Page 26 of Mending Hearts

“I didn’t ask you here to fight.” Kenny held up his hands. “We need to hammer out some dates to get this next album laid down.” He toggled the mouse on his desk and brought up a calendar on his computer, turning the monitor toward us.

“We’re not working with you.” Laura let go of my hand and opened her oversized purse. Out came an envelope, and she tossed it across the desk.

“It’s cute you think you have a choice.” He smirked while he fingered the opening of the long manila envelope. “Fucking women.” He slid out the stapled pages and scanned them, his smirk fading. Each page caused his smirk to slip into a frown. “You couldn’t have obtained any of this legally.”

“Fucking women, right?” Laura laughed. “Turns out if you burn enough of us, we band together and start an inferno of our own.” She shifted closer to his desk as though letting him in on a secret. “Five years ago, I didn’t know how to handle you. What could we do? Who’d believe us? A mother-daughter duo from a trailer park in butt-fuck nowhere. I had no connections. No money, except what the label had given us as an advance.” She eyed him. “Now, you’re the one on your knees suckingmydick.”

“This information would ruin Mia, too.” He’d gone pale under his spray tan. “The public isn’t that forgiving.”

“Oh, Kenny. I’ve learned a thing or two in five years.” Laura smirked and leaned back in her chair. “You think I can’t spin what’s in there? Idon’t play cards until I’m sure they’re winners. One of the benefits of that dog-eat-dog upbringing. I learned when to go for the jugular. Right now, I’ve got my teeth around yours. It’s up to you if I bite down or release…for now.”

“How am I supposed to explain this to the label?” Kenny eased the papers back into the envelope.

“That’s not my problem.”

I sat beside her in stunned silence. I’d seen Laura in action before, but it had usually been against me, not fighting for me. My world was tipping, and I was careening toward the edge, in danger of toppling over. What had gotten into my mother?

“I do this, and none of this information goes public,” Kenny said.

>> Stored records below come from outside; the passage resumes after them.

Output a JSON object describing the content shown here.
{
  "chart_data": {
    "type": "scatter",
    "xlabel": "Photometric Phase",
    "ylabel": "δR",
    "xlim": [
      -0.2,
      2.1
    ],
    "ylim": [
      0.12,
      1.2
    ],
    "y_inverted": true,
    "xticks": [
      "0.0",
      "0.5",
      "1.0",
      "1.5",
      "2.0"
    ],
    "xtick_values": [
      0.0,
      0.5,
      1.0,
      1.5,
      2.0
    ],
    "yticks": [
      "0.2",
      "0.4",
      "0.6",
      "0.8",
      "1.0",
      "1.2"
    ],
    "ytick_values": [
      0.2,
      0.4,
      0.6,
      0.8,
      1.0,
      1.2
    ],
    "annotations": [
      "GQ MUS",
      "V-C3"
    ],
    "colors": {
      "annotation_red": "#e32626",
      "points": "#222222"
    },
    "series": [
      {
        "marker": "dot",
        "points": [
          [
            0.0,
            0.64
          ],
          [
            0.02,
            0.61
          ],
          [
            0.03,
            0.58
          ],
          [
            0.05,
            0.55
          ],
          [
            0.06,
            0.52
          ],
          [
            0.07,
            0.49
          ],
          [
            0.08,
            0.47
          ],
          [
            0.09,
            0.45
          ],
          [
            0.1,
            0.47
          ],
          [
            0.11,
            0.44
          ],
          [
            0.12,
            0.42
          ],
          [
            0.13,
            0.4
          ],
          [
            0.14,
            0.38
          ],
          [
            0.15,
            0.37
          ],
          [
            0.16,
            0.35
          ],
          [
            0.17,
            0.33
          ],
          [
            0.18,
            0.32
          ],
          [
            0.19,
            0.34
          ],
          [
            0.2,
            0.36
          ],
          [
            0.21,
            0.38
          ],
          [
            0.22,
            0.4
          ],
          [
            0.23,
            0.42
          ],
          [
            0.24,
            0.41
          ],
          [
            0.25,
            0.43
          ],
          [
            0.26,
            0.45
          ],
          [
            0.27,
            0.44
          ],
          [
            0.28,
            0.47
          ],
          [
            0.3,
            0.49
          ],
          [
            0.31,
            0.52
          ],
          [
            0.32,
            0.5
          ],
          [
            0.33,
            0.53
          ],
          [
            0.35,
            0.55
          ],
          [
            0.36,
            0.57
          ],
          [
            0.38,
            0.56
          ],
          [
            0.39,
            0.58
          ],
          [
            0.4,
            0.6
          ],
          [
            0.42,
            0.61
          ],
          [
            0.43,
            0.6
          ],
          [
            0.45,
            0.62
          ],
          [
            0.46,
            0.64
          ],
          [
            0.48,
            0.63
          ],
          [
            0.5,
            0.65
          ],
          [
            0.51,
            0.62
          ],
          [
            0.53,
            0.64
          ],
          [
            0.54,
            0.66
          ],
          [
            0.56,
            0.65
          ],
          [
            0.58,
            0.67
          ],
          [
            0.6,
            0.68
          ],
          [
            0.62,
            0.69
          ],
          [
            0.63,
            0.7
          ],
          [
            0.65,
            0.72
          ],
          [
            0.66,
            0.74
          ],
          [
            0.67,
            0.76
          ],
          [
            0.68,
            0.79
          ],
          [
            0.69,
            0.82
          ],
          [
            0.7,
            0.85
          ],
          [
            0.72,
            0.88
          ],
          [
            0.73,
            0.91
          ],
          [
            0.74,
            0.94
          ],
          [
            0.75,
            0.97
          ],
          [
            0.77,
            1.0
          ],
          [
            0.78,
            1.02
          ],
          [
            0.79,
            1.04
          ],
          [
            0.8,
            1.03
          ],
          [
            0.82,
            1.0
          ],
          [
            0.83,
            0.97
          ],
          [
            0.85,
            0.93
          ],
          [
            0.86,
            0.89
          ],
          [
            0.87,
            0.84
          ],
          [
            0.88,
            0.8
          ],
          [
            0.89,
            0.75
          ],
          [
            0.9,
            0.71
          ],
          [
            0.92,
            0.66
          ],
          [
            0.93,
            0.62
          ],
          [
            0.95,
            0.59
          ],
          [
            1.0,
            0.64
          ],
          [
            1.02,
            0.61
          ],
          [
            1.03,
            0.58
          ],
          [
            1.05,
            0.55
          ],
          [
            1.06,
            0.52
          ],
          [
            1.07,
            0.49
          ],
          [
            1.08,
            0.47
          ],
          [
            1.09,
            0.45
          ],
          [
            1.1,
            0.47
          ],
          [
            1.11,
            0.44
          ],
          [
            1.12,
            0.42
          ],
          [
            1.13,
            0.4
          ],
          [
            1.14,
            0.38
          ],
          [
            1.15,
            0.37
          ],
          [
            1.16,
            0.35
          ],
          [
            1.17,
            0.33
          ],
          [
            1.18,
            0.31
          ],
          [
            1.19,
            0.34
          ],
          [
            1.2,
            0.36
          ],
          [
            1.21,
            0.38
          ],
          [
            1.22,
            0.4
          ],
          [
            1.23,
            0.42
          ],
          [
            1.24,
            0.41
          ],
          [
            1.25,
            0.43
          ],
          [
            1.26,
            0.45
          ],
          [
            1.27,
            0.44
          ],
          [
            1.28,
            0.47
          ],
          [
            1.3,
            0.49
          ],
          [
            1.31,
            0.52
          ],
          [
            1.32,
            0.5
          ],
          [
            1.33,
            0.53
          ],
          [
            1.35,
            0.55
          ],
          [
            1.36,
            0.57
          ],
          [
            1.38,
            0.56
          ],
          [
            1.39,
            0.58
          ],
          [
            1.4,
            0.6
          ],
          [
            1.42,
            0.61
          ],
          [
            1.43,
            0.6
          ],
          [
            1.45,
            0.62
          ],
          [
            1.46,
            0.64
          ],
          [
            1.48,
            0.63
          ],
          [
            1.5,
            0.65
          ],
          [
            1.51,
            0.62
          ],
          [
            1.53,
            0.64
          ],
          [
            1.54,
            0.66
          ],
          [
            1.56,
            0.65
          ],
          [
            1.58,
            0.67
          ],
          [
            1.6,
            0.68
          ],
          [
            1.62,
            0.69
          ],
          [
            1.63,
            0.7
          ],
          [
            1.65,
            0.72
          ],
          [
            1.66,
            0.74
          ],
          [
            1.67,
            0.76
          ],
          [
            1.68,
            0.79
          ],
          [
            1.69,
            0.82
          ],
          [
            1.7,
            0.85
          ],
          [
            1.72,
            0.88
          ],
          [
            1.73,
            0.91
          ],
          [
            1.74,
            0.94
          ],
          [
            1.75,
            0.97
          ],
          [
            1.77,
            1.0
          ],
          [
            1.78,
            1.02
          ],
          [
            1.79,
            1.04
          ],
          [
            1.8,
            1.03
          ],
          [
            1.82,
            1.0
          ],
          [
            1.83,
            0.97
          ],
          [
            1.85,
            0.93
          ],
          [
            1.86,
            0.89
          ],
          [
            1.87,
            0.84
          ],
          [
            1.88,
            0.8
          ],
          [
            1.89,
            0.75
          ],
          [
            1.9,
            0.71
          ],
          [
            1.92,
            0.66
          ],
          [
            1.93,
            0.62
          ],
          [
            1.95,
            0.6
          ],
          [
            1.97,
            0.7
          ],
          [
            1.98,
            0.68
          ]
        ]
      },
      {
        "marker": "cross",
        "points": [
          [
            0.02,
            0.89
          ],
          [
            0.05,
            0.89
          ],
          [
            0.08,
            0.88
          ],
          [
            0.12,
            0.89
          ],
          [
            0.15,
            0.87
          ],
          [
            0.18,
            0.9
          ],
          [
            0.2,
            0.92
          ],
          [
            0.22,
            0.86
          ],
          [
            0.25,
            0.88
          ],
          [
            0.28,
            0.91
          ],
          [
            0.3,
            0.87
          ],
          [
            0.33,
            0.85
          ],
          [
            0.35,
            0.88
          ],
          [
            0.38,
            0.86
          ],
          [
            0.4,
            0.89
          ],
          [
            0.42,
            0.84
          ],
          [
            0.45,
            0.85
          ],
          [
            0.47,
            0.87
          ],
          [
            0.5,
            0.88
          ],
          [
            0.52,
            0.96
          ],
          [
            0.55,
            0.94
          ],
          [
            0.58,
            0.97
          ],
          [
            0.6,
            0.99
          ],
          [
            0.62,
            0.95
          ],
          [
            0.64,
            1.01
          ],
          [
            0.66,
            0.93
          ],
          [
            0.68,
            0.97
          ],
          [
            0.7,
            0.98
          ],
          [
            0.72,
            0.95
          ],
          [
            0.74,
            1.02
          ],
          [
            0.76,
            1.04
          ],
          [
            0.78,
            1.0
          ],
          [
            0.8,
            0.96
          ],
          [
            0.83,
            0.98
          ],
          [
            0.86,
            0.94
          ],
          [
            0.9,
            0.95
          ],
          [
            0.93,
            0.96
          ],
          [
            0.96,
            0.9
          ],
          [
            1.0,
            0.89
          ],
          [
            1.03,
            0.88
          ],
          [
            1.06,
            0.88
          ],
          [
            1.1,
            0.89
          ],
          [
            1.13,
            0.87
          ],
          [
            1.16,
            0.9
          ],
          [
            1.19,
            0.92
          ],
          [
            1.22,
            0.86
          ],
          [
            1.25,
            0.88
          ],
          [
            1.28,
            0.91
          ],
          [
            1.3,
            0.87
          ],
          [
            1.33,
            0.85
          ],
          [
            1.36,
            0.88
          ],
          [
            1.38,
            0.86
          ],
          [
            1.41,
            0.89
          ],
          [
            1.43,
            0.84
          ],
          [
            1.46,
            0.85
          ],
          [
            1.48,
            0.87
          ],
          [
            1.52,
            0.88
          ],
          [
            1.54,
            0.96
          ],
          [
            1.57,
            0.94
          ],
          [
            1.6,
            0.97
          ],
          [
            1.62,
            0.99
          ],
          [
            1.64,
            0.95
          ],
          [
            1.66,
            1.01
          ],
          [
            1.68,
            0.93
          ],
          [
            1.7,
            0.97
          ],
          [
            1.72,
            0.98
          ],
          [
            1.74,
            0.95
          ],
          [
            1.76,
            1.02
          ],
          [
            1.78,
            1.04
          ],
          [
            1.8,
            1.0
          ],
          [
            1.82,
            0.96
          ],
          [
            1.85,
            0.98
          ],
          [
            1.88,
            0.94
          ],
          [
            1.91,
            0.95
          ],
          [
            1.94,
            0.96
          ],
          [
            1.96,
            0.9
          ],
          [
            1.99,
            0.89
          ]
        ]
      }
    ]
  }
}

“Agreed.” Laura rose and offered her hand across the desk. “It’s been a pleasure.” Kenny made no move to take her hand. “I’m sure that’s the first time you’ve heard those words out of a woman’s mouth. That feeling welling up in your chest? It’s called shock.”

That was definitely what was welling up in my chest while I followed her out of Kenny’s office. Once we were on the street, Pasha on one side, Laura on the other, a realization hit like a punch to the chest.

“Mom?”

Laura’s heels clicked along the concrete sidewalk toward the waiting car. “What’s wrong?”

“It wasn’t just me?” My steps faltered. “He did those things to other women? Not just me?”

“Of course.” With a sigh, Laura glanced my way and pushed her sunglasses onto her head. “Men like him never do it just once. He wasn’t going to have the opportunity to do it to you twice. Not when I knew.”

I grabbed my hair in my fist, letting it trail over one shoulder, and I absorbed her words. “Is he still doing it?”

“The last singer I tracked down was from three years ago. Men like him don’t stop, Mia. They just get better at hiding it.”

Others were at risk. Some fifteen-year-old girl could be bent over his desk tomorrow, his lips making shushing noises in her ear as he pushed up her skirt, his hand clamped over her mouth. “We have to do something.”

“No.”

“Mom,” I pleaded.

“The only person I need to protect is you. You’re it.” Laura yanked open the back door to their waiting car. “Coming forward would ruin your career.”

“What he’s doing is wrong.” I couldn’t make my brain formulate the words I wanted to say, the ones I thought might convince her to do something more.

“Someday, someone will do something.” Laura wouldn’t meet my gaze. “It doesn’t have to be us. You’re safe now.”

I didn’t know exactly what Laura had revealed to Kenny. Safe wasn’t what I’d call giving him the information in the envelope.

“What if he calls your bluff? What if he tries to get ahead of this and releases whatever was in there?”

“You don’t need to worry.” Laura patted her hand. “The damage to him is too widespread.”

I rubbed my face and ran my hands through my hair. How many? How old? How often? I knew what had happened to me, how it stuck, how it coated any interactions that came afterward.

“You’re famous,” Laura said.

Wasn’t that why we should do something? How many of those other girls accomplished my level of fame? How many of them paid the price he demanded and bankrupted themselves?